L’élection de deux nouveaux conseillers fédéraux, obtenue sans peine par une Assemblée fédérale convaincue de leurs mérites, a suscité des commentaires acides, témoins d’une conception singulière de ce que doit être un gouvernement fédéral.
Par exemple: «Maillard et Nordmann, c’est fini pour le Conseil fédéral! C’est certain. Je pense d’ailleurs que le spectre de Pierre-Yves Maillard est l’une des raisons qui expliquent l’élection d’Elisabeth Baume-Schneider. A droite, beaucoup ont voté pour elle afin de barrer la route au Vaudois l’année prochaine.»
Baume-Schneider a donc été élue non pas pour ses mérites, mais pour barrer la route à Maillard qui a trop de mérites pour être élu. De plus, cela crée une majorité de ministres latins au détriment de la Suisse alémanique qui n’est plus représentée à proportion de sa population.
On élit certes une délégation parlementaire en vue de représenter au mieux le pays dans sa diversité linguistique, partisane et même de la répartition de la population entre ville et campagne. La somme de tous ces critères définit une tâche impossible: on pourra toujours regretter qu’une des exigences de la représentativité ne soit pas satisfaite.
L’attribution de dicastères par décision interne des sept Sages ne se fait du reste pas en fonction des compétences mais des préférences individuelles.

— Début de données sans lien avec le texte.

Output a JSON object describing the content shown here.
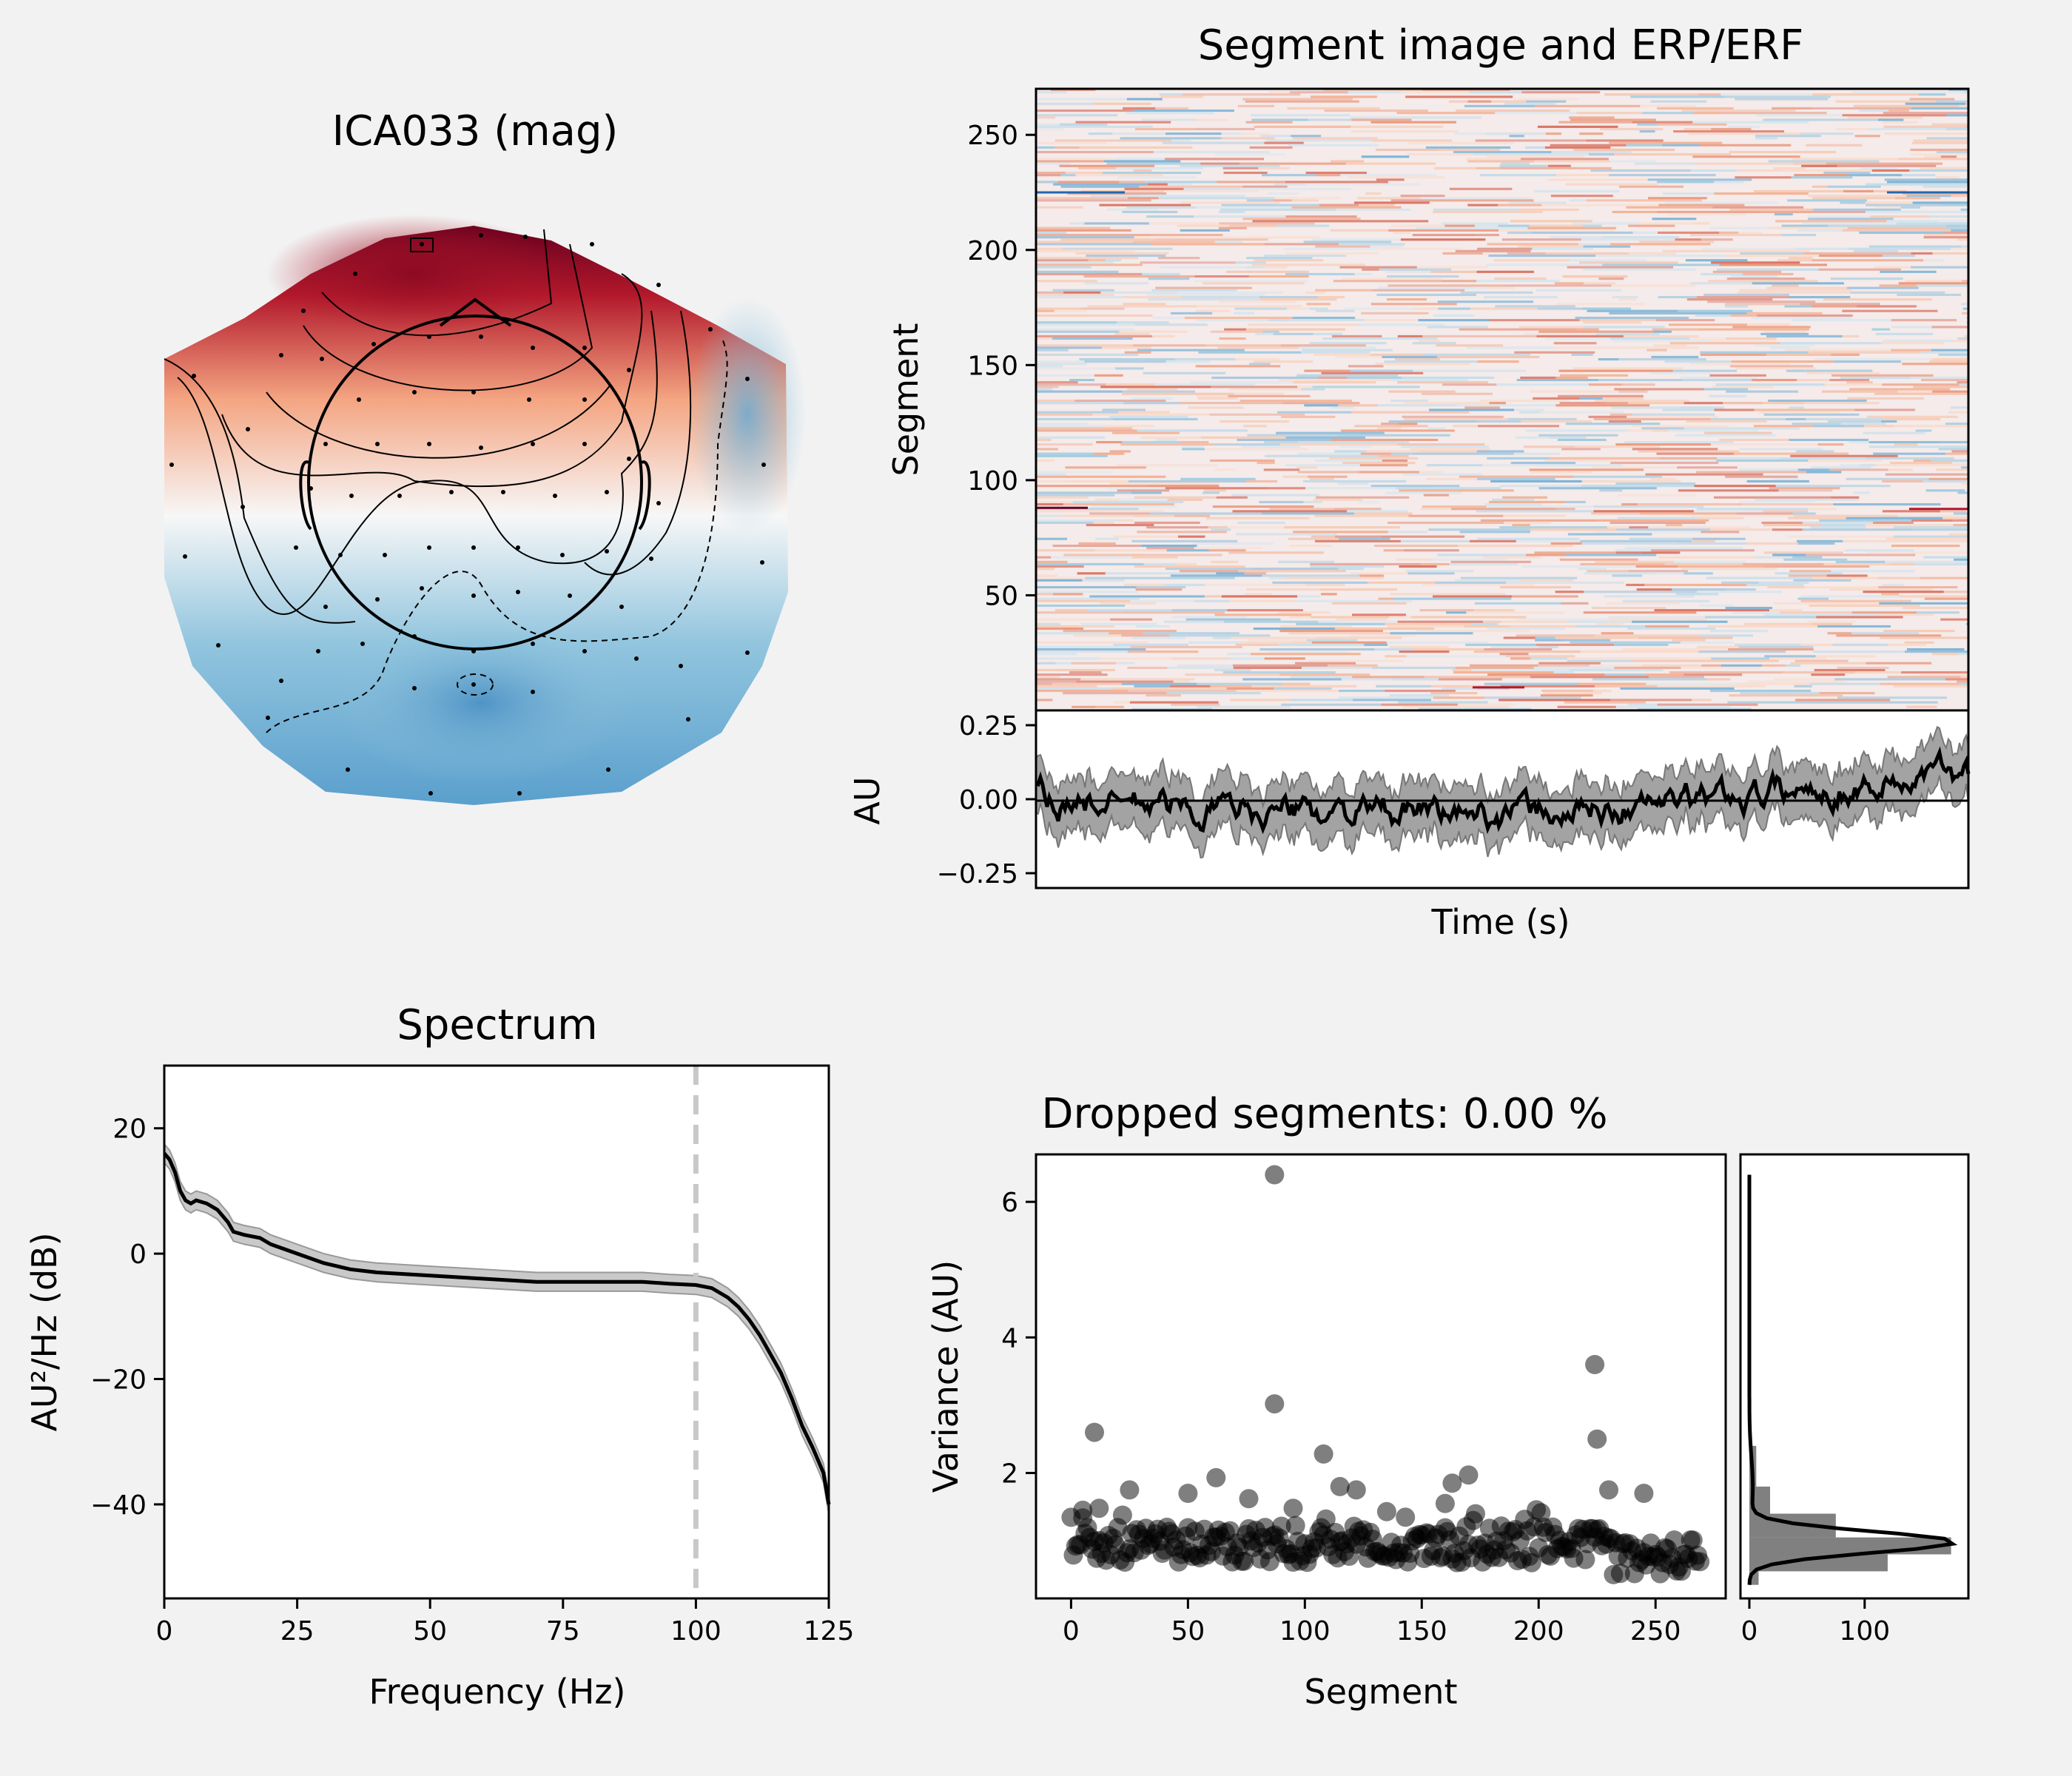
{
  "topomap": {
    "title": "ICA033 (mag)",
    "colors": {
      "positive": "#67001f",
      "positive_light": "#f4a582",
      "neutral": "#f7f7f7",
      "negative_light": "#92c5de",
      "negative": "#2166ac"
    }
  },
  "segment_image": {
    "title": "Segment image and ERP/ERF",
    "ylabel": "Segment",
    "yticks": [
      "250",
      "200",
      "150",
      "100",
      "50"
    ],
    "erp_ylabel": "AU",
    "erp_yticks": [
      "0.25",
      "0.00",
      "−0.25"
    ],
    "xlabel": "Time (s)"
  },
  "spectrum": {
    "title": "Spectrum",
    "xlabel": "Frequency (Hz)",
    "ylabel": "AU²/Hz (dB)",
    "xticks": [
      "0",
      "25",
      "50",
      "75",
      "100",
      "125"
    ],
    "yticks": [
      "20",
      "0",
      "−20",
      "−40"
    ]
  },
  "dropped": {
    "title": "Dropped segments: 0.00 %",
    "xlabel": "Segment",
    "ylabel": "Variance (AU)",
    "xticks": [
      "0",
      "50",
      "100",
      "150",
      "200",
      "250"
    ],
    "yticks": [
      "6",
      "4",
      "2"
    ],
    "hist_xticks": [
      "0",
      "100"
    ]
  },
  "chart_data": [
    {
      "type": "line",
      "title": "Spectrum",
      "xlabel": "Frequency (Hz)",
      "ylabel": "AU²/Hz (dB)",
      "xlim": [
        0,
        125
      ],
      "ylim": [
        -55,
        30
      ],
      "x": [
        0,
        1,
        2,
        3,
        4,
        5,
        6,
        8,
        10,
        12,
        13,
        15,
        18,
        20,
        25,
        30,
        35,
        40,
        50,
        60,
        70,
        75,
        80,
        90,
        95,
        100,
        103,
        106,
        108,
        110,
        112,
        114,
        116,
        118,
        120,
        122,
        124,
        125
      ],
      "y": [
        16,
        15,
        13,
        10,
        8.5,
        8,
        8.5,
        8,
        7,
        5,
        3.5,
        3,
        2.5,
        1.5,
        0,
        -1.5,
        -2.5,
        -3,
        -3.5,
        -4,
        -4.5,
        -4.5,
        -4.5,
        -4.5,
        -4.8,
        -5,
        -5.5,
        -7,
        -8.5,
        -10.5,
        -13,
        -16,
        -19,
        -23,
        -27.5,
        -31,
        -35,
        -40
      ],
      "band": 1.5,
      "vline_x": 100
    },
    {
      "type": "scatter",
      "title": "Dropped segments: 0.00 %",
      "xlabel": "Segment",
      "ylabel": "Variance (AU)",
      "xlim": [
        -15,
        280
      ],
      "ylim": [
        0.15,
        6.7
      ],
      "outliers": [
        [
          87,
          6.4
        ],
        [
          87,
          3.02
        ],
        [
          10,
          2.6
        ],
        [
          224,
          3.6
        ],
        [
          225,
          2.5
        ],
        [
          108,
          2.28
        ],
        [
          170,
          1.97
        ],
        [
          163,
          1.85
        ],
        [
          62,
          1.93
        ],
        [
          115,
          1.8
        ],
        [
          122,
          1.75
        ],
        [
          25,
          1.75
        ],
        [
          230,
          1.75
        ],
        [
          245,
          1.7
        ],
        [
          50,
          1.7
        ],
        [
          160,
          1.55
        ],
        [
          76,
          1.62
        ],
        [
          95,
          1.48
        ],
        [
          12,
          1.48
        ],
        [
          5,
          1.45
        ]
      ],
      "histogram": {
        "bins": [
          [
            0.35,
            0.55,
            8
          ],
          [
            0.55,
            0.8,
            120
          ],
          [
            0.8,
            1.05,
            175
          ],
          [
            1.05,
            1.4,
            75
          ],
          [
            1.4,
            1.8,
            18
          ],
          [
            1.8,
            2.4,
            6
          ]
        ],
        "xlim": [
          0,
          190
        ]
      }
    },
    {
      "type": "heatmap",
      "title": "Segment image and ERP/ERF",
      "ylabel": "Segment",
      "ylim": [
        0,
        270
      ],
      "erp": {
        "ylabel": "AU",
        "ylim": [
          -0.3,
          0.3
        ],
        "band": 0.09
      }
    }
  ]
}
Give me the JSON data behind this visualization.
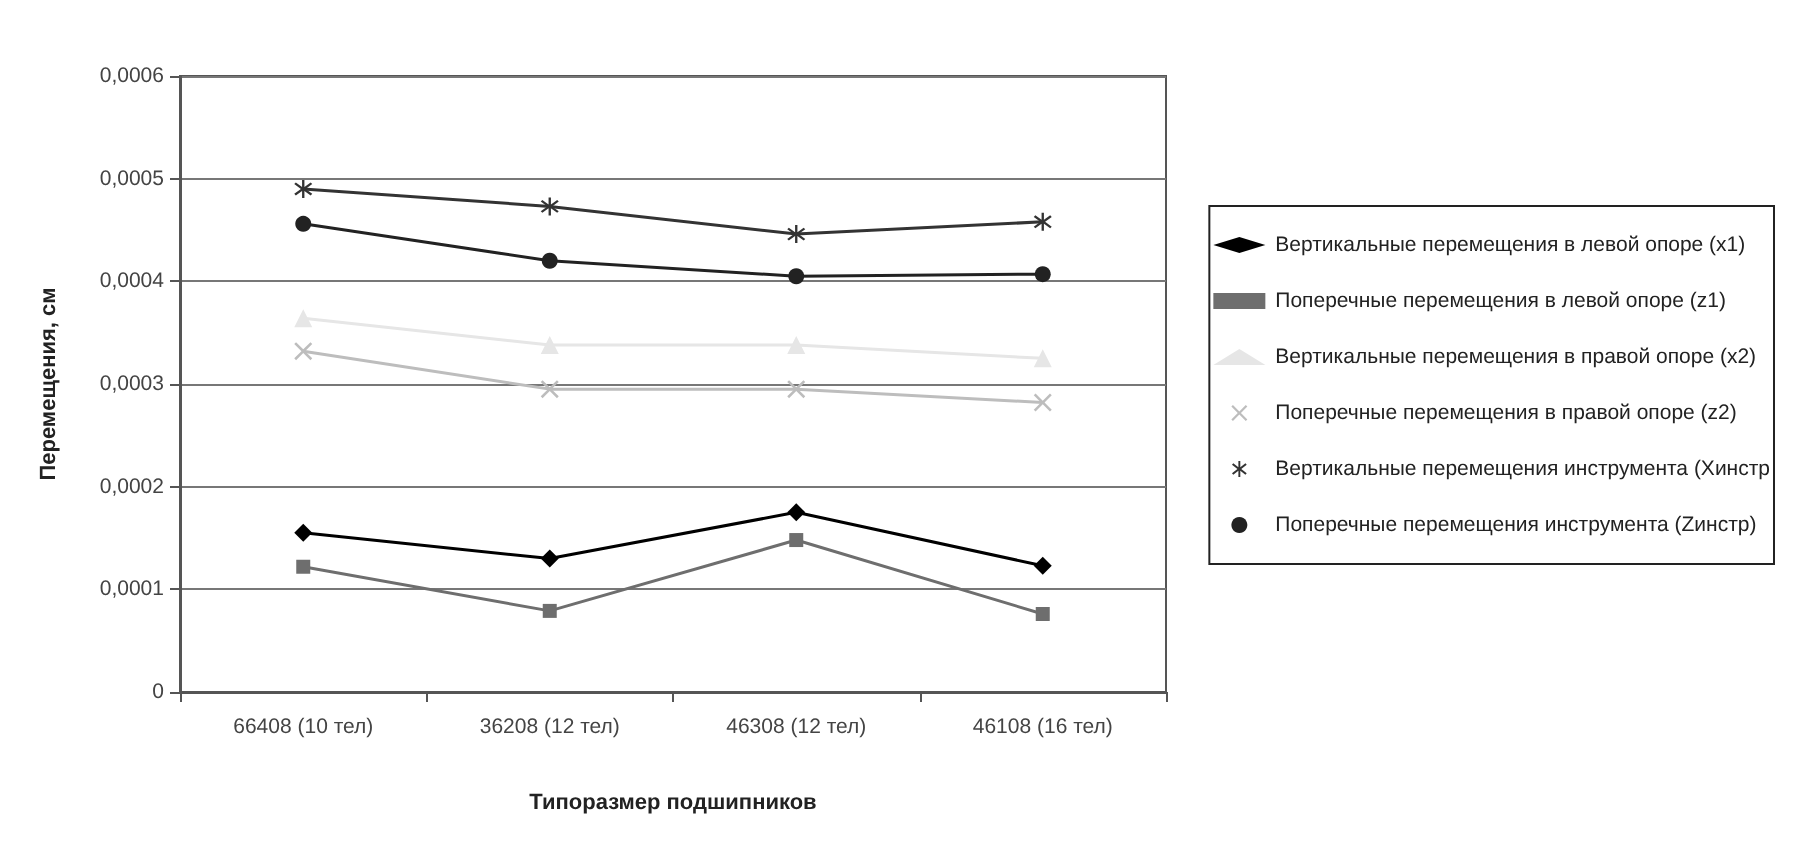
{
  "chart_data": {
    "type": "line",
    "xlabel": "Типоразмер подшипников",
    "ylabel": "Перемещения, см",
    "categories": [
      "66408 (10 тел)",
      "36208 (12 тел)",
      "46308 (12 тел)",
      "46108 (16 тел)"
    ],
    "series": [
      {
        "name": "Вертикальные перемещения в левой опоре (x1)",
        "color": "#000000",
        "marker": "diamond",
        "values": [
          0.000155,
          0.00013,
          0.000175,
          0.000123
        ]
      },
      {
        "name": "Поперечные перемещения в левой опоре (z1)",
        "color": "#6e6e6e",
        "marker": "square",
        "values": [
          0.000122,
          7.9e-05,
          0.000148,
          7.6e-05
        ]
      },
      {
        "name": "Вертикальные перемещения в правой опоре (x2)",
        "color": "#e6e6e6",
        "marker": "triangle",
        "values": [
          0.000364,
          0.000338,
          0.000338,
          0.000325
        ]
      },
      {
        "name": "Поперечные перемещения в правой опоре (z2)",
        "color": "#bdbdbd",
        "marker": "cross",
        "values": [
          0.000332,
          0.000295,
          0.000295,
          0.000282
        ]
      },
      {
        "name": "Вертикальные перемещения инструмента (Xинстр",
        "color": "#333333",
        "marker": "star",
        "values": [
          0.00049,
          0.000473,
          0.000446,
          0.000458
        ]
      },
      {
        "name": "Поперечные перемещения инструмента (Zинстр)",
        "color": "#222222",
        "marker": "circle",
        "values": [
          0.000456,
          0.00042,
          0.000405,
          0.000407
        ]
      }
    ],
    "ylim": [
      0,
      0.0006
    ],
    "yticks": [
      {
        "value": 0,
        "label": "0"
      },
      {
        "value": 0.0001,
        "label": "0,0001"
      },
      {
        "value": 0.0002,
        "label": "0,0002"
      },
      {
        "value": 0.0003,
        "label": "0,0003"
      },
      {
        "value": 0.0004,
        "label": "0,0004"
      },
      {
        "value": 0.0005,
        "label": "0,0005"
      },
      {
        "value": 0.0006,
        "label": "0,0006"
      }
    ],
    "grid": "y",
    "legend": "right",
    "line_style": "solid"
  }
}
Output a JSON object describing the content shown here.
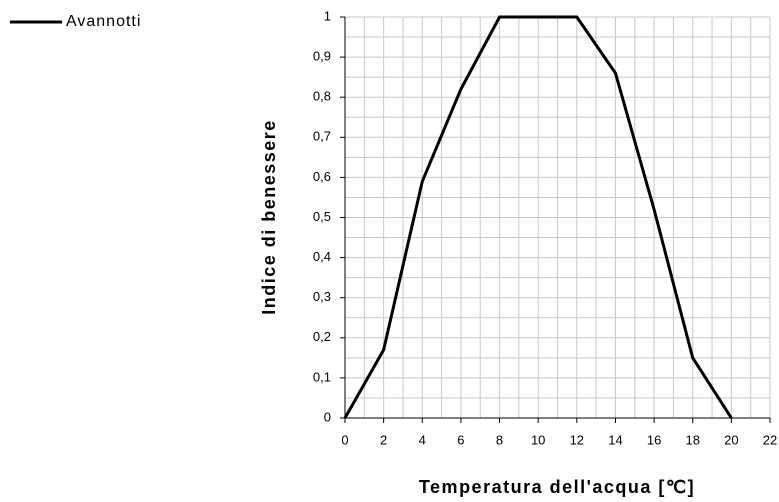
{
  "chart_data": {
    "type": "line",
    "xlabel": "Temperatura dell'acqua [℃]",
    "ylabel": "Indice di benessere",
    "x": [
      0,
      2,
      4,
      6,
      8,
      10,
      12,
      14,
      16,
      18,
      20
    ],
    "series": [
      {
        "name": "Avannotti",
        "color": "#000000",
        "values": [
          0,
          0.17,
          0.59,
          0.82,
          1,
          1,
          1,
          0.86,
          0.52,
          0.15,
          0
        ]
      }
    ],
    "xlim": [
      0,
      22
    ],
    "xticks": [
      0,
      2,
      4,
      6,
      8,
      10,
      12,
      14,
      16,
      18,
      20,
      22
    ],
    "ylim": [
      0,
      1
    ],
    "yticks": [
      0,
      {
        "value": 0.1,
        "label": "0,1"
      },
      {
        "value": 0.2,
        "label": "0,2"
      },
      {
        "value": 0.3,
        "label": "0,3"
      },
      {
        "value": 0.4,
        "label": "0,4"
      },
      {
        "value": 0.5,
        "label": "0,5"
      },
      {
        "value": 0.6,
        "label": "0,6"
      },
      {
        "value": 0.7,
        "label": "0,7"
      },
      {
        "value": 0.8,
        "label": "0,8"
      },
      {
        "value": 0.9,
        "label": "0,9"
      },
      1
    ],
    "grid": true,
    "legend": "top-left"
  }
}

Ainsi le médecin ne s’occupe pas de la santé mais des affaires étrangères, la responsable de l’armée n’a pas fait de service militaire, l’économiste ne s’occupe pas d’économie mais de santé. C’est le contre-emploi délibéré. Il ne faut surtout pas que le conseiller fédéral sache de quoi il retourne.
Un conseiller fédéral atteint le point culminant de sa carrière politique et peut défendre le bien commun sans plus se soucier de son intérêt personnel
Jacques Neirynck
Car un autre reproche porte sur Albert Rösti. Il va gérer la transition climatique alors qu’il fut président du lobby du mazout et autres combustibles fossiles (SwissOil) de 2015 à 2022. Depuis 2022, il est président du lobby des importateurs de voitures (Auto-suisse) et siège au comité directeur de l’association faîtière des usagers de la route (Routesuisse). Il est aussi conseiller de l’Association suisse des transports routiers. Il connaît la matière mais il fut engagé du mauvais côté. On en tire, sans autre réflexion, la conclusion qu’il ne changera pas d’opinion et mènera une politique rétrograde.
C’est oublier l’important facteur psychologique que l’on nomme grâce d’Etat. Un homme élu dans une certaine fonction n’agira plus comme auparavant. Un conseiller fédéral atteint le point culminant de sa carrière politique. Il peut défendre le bien commun sans plus se soucier de son intérêt personnel. Il peut faire un examen de conscience politique en remettant en question ses options antérieures. Il n’est plus le représentant inconditionnel de son parti d’origine.
En fin de compte, le meilleur Conseil fédéral serait celui composé de personnalités compétentes dans un domaine que chacune gérerait en connaissance de cause. En plus et même surtout ce seraient des personnes aptes au consensus. Car les décisions sont collégiales. Chaque conseiller peut être amené à défendre une décision où il fut lui-même mis en minorité. Telle est la singularité du gouvernement dont la Suisse a fait l’élaboration à travers les siècles. Il ne sied pas de la déconsidérer selon un esprit politicien de bas étage.